Also, Gays clearly did not face to condemnation in Conservative Churches that you would suppose they face reading some of our blogs.

That was very clearly not so.

fausto said...

Echoing ck, I've noticed an attitude in some corners of UUism that because we consider ourselves so gay-friendly, we're presumptively entitled to their alliegance. This attitude makes it all about our own righteousness, however, and not about meeting the actual spiritual needs of the gay seeker. (Who is surprised at that?)

If you talk to church-shopping gays who visit us but settle down elsewhere, you'll probably hear the same thing you hear from our straight critics, which is usually some variation on "too much self-absorption, too much politics, not enough theological substance". It's not as if the UCC, Episcopalians, Quakers and others don't offer as warm a welcome as we do.

Anonymous said...

Agreed. You also hear this hand-wringing about how white our congregations are. Everybody obsessing about our 'power structures' and how we need to be more welcoming to 'people of color'.. almost implying that our homogeneity is evidence of some underlying racism.

Keen observers know it has nothing to do with racism and everything to do with political aspirations suffocating genuine theological searching.

Bill Baar said...

You also hear this hand-wringing about how white our congregations are.

The thought crossed my mind with the image of Chicago's Third UU. Sometimes you'll hear a comment about it doesn't have much appeal to the surrounding African American committee for one reason or another.

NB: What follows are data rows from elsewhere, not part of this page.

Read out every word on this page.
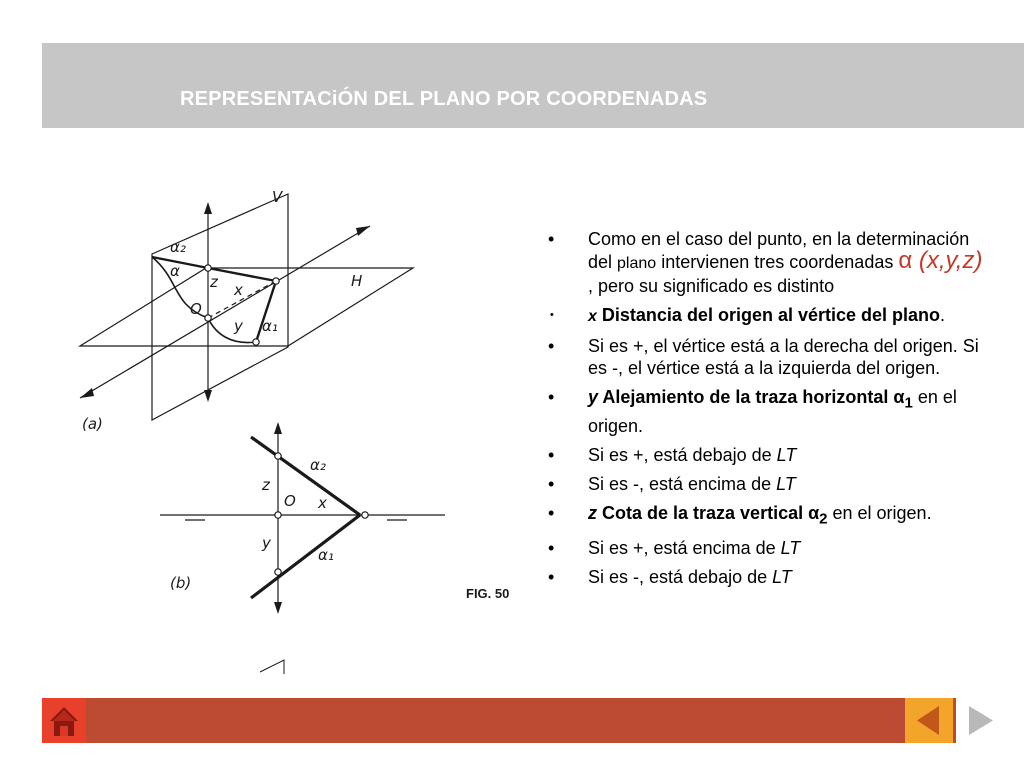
REPRESENTACiÓN DEL PLANO POR COORDENADAS
V
H
α₂
α
z x
O
y α₁
(a)
α₂
z
O x
y
α₁
(b)
FIG. 50
• Como en el caso del punto, en la determinación del plano intervienen tres coordenadas α (x,y,z) , pero su significado es distinto
• x Distancia del origen al vértice del plano.
• Si es +, el vértice está a la derecha del origen. Si es -, el vértice está a la izquierda del origen.
• y Alejamiento de la traza horizontal $\alpha_1$ en el origen.
• Si es +, está debajo de LT
• Si es -, está encima de LT
• z Cota de la traza vertical $\alpha_2$ en el origen.
• Si es +, está encima de LT
• Si es -, está debajo de LT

The difference here is that's exactly right. There's a thriving African American Church. Besides welcoming African Americans, it's the one institution they've historically owned!

PeaceBang said...

Yep. All of you. Yep.

Anonymous said...

I think gay people, like everyone else, are looking for a place that's comfortable to them. Not many people feel comfortable in a UU church. I don't think everyone should feel comfortable in any place that has an identity-- if it has an identity, someone will identify with it, others won't.
Our congregation has about three lesbian couples, one gay guy, and several more who are not out yet. But the San Francisco UU has about 25% LGBT people -- so integrated into the congregation that you have no idea there are that many until you get to know them. The problem with that is that new people visiting also have no idea there is a peer group there. Basically, you can't win.
I think the lack of racial and ethnic diversity is more due to style -- our cold New England style just doesn't appeal to that many people any more. As for content, it's all there. The content is just an excuse. As Clotaire Rapaille says, pay no attention to what people say are their reasons. Those are rationales, most people don't know their own reasons.

Early Riser said...

This is a pretty compelling (and troubling) discussion. My UU congregation is trying to answer the question: What do we want our church to be in 10 years?

Some people want this vision/mission to be social-action oriented while others are content with some non-specific, easily-achievable, drivel that won't inspire anyone. As one of the church leaders, I've been trying to think this through. Here's what I have (still needs to be translated to flowery language):

- Our Church will be the CENTRAL operating platform (bad term... but it's all I have) for our members' spritual and intellectual lives.

The key points being 1)that the Church is a device (versus the answer) to solve life's challenges, 2) if we're successful, it will become the primary device / tool / platform for our members and 3) it makes no pronouncements about the ultimate answer.

Your thoughts would be appreciated.

UUpdater said...

Considering the relatively low number of UUs I think the vast majority of any demographic is not going to be UU. Unless there is a particular reason that gay people would feel unwelcome I think this kind of question will really invite people to beat the drum of their own personal pet peeve in regards to UUism...too political, not political enough, too spiritual, too humanist, too........

About the only thing I can think of in particular is that I have seen churches where the attempt to be welcoming is well intentioned, but ultimately uninviting. Members of the congregation become the "token" members and whenever any comes to the church of that similar demographic they a rushed over to greet the token - "see we welcome people like you, meet our token ..." It doesn't work out to well.

Anonymous said...

Aren't y'all missing the fact that the majority of people weren't raised in anything like UUism? I'm pretty sure that the majority of adult Catholics are people who were themselves raised Catholics. Certainly there are exceptions like Bobby Jindal, who converted to Catholicism from Hinduism, but he was going to the majority religion for his locality (Louisiana), which is a smart thing for a future politician to do.